Hong Kong wants its residents to clean up their homes and the city to prevent new outbreaks of SARS and avian flu.

Amid Hong Kong's soaring skyscrapers and upscale shopping districts sit markets selling the live fish and chickens that make up a large part of the city's cuisine.

But that might soon change.

A man who has been butchering and selling chickens in this market for more than 50 years worries that one day the government here will ban his trade altogether.

He also says new hygiene laws, which force him to close his stalls every month for cleaning, are bothersome and cost him business.

Other stall owners at the market say the cleaning is necessary to stave off diseases, such as the H5N1 avian flu, which killed at least six people in Hong Kong in the late 1990s. The disease spread directly from birds to people in the city, and the Hong Kong government responded by having every chicken in the territory killed. International health experts say that action prevented a larger outbreak of a deadly virus.

Hygiene is suddenly high on the agenda in Hong Kong. City officials are demanding a cleaner, tidier city to prevent outbreaks of disease, such as Severe Acute Respiratory Syndrome. SARS infected 1,700 people in Hong Kong and killed almost 300 earlier this year. The virus was carried in respiratory fluids, which can be spread by spitting or poor personal hygiene.

As part of the cleanup, a government committee is considering a ban on the import of live chickens for sale in markets. The team suggests that the government create a centralized slaughterhouse for livestock.

One microbiologist, however, says that move would not necessarily lower the risk of disease.

"They've [the government] been talking about this for many years to slaughter the chickens in one area," said Dr. Albert Yu, the chief executive and founder of HKDNA Chips, a local biotechnology company that has developed a diagnostic test for both SARS and the avian flu virus. "I don't think it is necessary to consider," he continued. "Even if we have the frozen chicken imported from China, we still have to check whether the chicken [is] contaminated with the flu virus.

Instead, Dr. Yu suggests that market hygiene be stepped up. The market buildings are owned by the government, and merchants rent stalls. Dr. Yu says ending government ownership would force the markets to compete, and that would push owners to clean up.

In the post-SARS campaign to clean up Hong Kong, government officials have identified public housing complexes as problem areas.

About half the city's population lives in often-crowded public housing. The government now is imposing a system of demerit points, which residents of public housing would receive for violating hygiene laws. Those who accumulate too many points will be evicted.

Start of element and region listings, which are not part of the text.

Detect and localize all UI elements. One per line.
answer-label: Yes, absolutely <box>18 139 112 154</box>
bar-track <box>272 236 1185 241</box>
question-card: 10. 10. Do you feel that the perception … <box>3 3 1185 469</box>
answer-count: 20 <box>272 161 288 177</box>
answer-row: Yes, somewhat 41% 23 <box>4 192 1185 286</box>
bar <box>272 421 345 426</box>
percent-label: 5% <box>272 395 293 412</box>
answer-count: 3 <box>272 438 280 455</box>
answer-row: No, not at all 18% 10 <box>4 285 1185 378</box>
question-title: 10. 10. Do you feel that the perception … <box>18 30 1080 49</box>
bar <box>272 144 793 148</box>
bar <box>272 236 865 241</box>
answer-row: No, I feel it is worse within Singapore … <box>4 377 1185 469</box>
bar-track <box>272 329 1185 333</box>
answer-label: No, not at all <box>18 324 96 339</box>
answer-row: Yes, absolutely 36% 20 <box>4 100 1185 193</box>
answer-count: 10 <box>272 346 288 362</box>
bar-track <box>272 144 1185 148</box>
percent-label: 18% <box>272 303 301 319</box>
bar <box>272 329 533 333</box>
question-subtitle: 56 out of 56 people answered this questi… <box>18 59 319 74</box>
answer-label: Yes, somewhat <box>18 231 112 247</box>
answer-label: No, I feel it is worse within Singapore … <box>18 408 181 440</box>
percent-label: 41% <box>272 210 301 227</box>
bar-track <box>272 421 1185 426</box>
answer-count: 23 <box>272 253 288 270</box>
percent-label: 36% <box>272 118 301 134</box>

In one of its most controversial moves, the government promises to strictly enforce its ban on pets in public housing.

Mark O'Byrne, a veterinarian who offers advice to pet owners on a popular radio talk show, says the policy is unfair.

"We see a lot of pet owners in these housing estates that keep their pets in absolutely pristine, immaculate condition and [the pets] are taken to the vets for regular health checks," he said.

The government estimates that up to 200,000 households have at least one pet in the city's 160 public housing complexes.

A senior manager at Hong Kong's Society for Prevention of Cruelty to Animals calls the government's move a violation of human and animal rights. She says that cats and dogs might be the only companions many elderly residents in public housing have.

Doris Yiu, the head of communications at the SPCA, says the move is unwise, as it could compromise good hygiene, rather than promote it.

"There will be a lot of animals rushing out of the public housing," she said. "But we can't find them any more homes, and we are full to our capacity. The only option is to put them to sleep. And if they abandon them on the street, that will cause an even more serious hygiene problem for the public."

Pet owners complain that forcing residents in public housing to give up their pets discriminates against the poor, and sends a message that only wealthy people should be allowed pets.

While territory-wide cleaning campaigns have been met with criticism, efforts to promote personal hygiene have been applauded.

British health official Sian Griffiths heads an independent panel of scientists examining how the Hong Kong government handled the SARS crisis.

"Because of the possibility of the disease emerging at any time, there is a continued need to re-emphasize to the public the personal hygiene messages, and to maintain those messages not just in epidemic times, but so they get embedded in the culture of our children," said Mr. Griffiths.

These days, public service announcements to promote hand-washing have become frequent and memorable.

"Spitting and littering spread germs and blight the environment?," sounded one of them.

One television advertisement shows how germs - represented by a computer-generated green slime - are carried into homes on unwashed hands.

Perhaps one of the most effective hygiene initiatives is a new $200 fine for spitting and littering. The fines, which have been more than doubled in the past six months, are stiffer than penalties for illegal parking.

Even stricter penalties could be on the way; Hong Kong's hygiene task force recently proposed that repeat offenders of hygiene laws be imprisoned.